MOL macht Gewinne durch "Finanzeffekte", das operative Geschäft schwächelt, die Kreditbelastung wächst

Im zweiten Quartal kann die MOL, Ungarns größter Öl-, Gas- und Tankstellenkonzern, zwar einen Gewinnsprung von 56% zum Vorjahr verbuchen, beruhigen können die vorgelegten Zahlen aber die Aktionäre und den Vorstand kaum, auch wenn der Gewinn pro Aktie nochmals stieg. Denn auf allen Ebenen brach das operative Geschäft ein und die Verschuldung steigt, auch aufgrund von Zukäufen im Ausland. Langfristig aber, so sieht es die Geschäftsleitung, ist MOL auf einem guten Weg, vor allem Richtung Westbalkan und Nabucco.

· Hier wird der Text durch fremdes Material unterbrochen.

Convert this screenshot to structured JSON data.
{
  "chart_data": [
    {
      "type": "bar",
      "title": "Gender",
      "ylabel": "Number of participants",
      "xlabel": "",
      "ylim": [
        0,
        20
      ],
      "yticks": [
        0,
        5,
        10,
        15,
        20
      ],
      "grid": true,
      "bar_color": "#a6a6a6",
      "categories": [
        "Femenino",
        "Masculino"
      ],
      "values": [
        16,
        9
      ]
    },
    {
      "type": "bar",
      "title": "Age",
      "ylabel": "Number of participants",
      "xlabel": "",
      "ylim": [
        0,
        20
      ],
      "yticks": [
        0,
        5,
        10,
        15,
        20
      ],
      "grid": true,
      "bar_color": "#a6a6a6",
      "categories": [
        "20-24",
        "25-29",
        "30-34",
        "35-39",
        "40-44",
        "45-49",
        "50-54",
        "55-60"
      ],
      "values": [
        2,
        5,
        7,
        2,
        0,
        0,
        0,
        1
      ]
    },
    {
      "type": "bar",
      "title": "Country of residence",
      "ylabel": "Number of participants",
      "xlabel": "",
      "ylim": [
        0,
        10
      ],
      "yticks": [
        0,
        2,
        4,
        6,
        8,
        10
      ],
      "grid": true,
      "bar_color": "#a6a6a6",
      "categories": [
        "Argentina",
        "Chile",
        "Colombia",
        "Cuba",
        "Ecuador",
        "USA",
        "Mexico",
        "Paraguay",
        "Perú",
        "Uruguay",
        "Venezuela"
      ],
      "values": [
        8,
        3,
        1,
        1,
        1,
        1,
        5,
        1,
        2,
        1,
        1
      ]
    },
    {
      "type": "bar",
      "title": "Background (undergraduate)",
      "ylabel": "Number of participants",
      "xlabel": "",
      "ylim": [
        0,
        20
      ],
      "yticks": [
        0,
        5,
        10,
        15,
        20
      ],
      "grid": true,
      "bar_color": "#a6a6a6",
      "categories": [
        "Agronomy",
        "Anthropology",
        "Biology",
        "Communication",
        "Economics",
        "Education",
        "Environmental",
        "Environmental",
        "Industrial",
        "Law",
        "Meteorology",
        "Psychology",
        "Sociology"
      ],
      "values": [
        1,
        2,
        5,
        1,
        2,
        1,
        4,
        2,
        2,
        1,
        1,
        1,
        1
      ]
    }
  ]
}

MOL verdiente von April bis Juni 178,5 Mrd. Forint, rund 660 Mio EUR, das sind 56% mehr als in der Vorjahresperiode. Der Gewinnsprung erklärt sich aus "Finanzerträgen" in Höhe von 103,6 Mrd. HUF (484 Mio EUR), wie der Freitag veröffentlichte Quartalsbericht des Unternehmens ausweist. Der Gewinn pro Aktie erhöhte sich damit um 58% auf 2.012 Forint. Der Gewinn vor Steuern stieg um 57% auf 201.2 Mrd. Forint (rund 745 Mio EUR).

Die Umsätze aus der gewöhnlichen Geschäftstätigkeit fielen in Quartal 2 auf 755,8 Mrd. Forint (ca. 2,8 Mrd. EUR), die Betriebskosten konnte man im gleichen Zeitraum um 20% senken, davon Verbrauchsgüter und Rohstoffe um 25%. Allein der Preis für die Rohölsorte Ural Blend, nach denen die MOL-Raffinerien hauptsächlich ausgerichtet sind, war im Quartal um 50% günstiger zu haben als vor einem Jahr.

Die Umsätze der Raffinerien und aus dem Tankstellengeschäft fielen um 28%, der operative Gewinn daraus fiel sogar um 40%. Die Petrochemische Abteilung (hier hauptsächlich die Tochter TVK) brachte 31% weniger Umsätze und 32% weniger Gewinn ein. Das Fördergeschäft ging um 24% zurück und machte 50% weniger Gewinn als vor einem Jahr.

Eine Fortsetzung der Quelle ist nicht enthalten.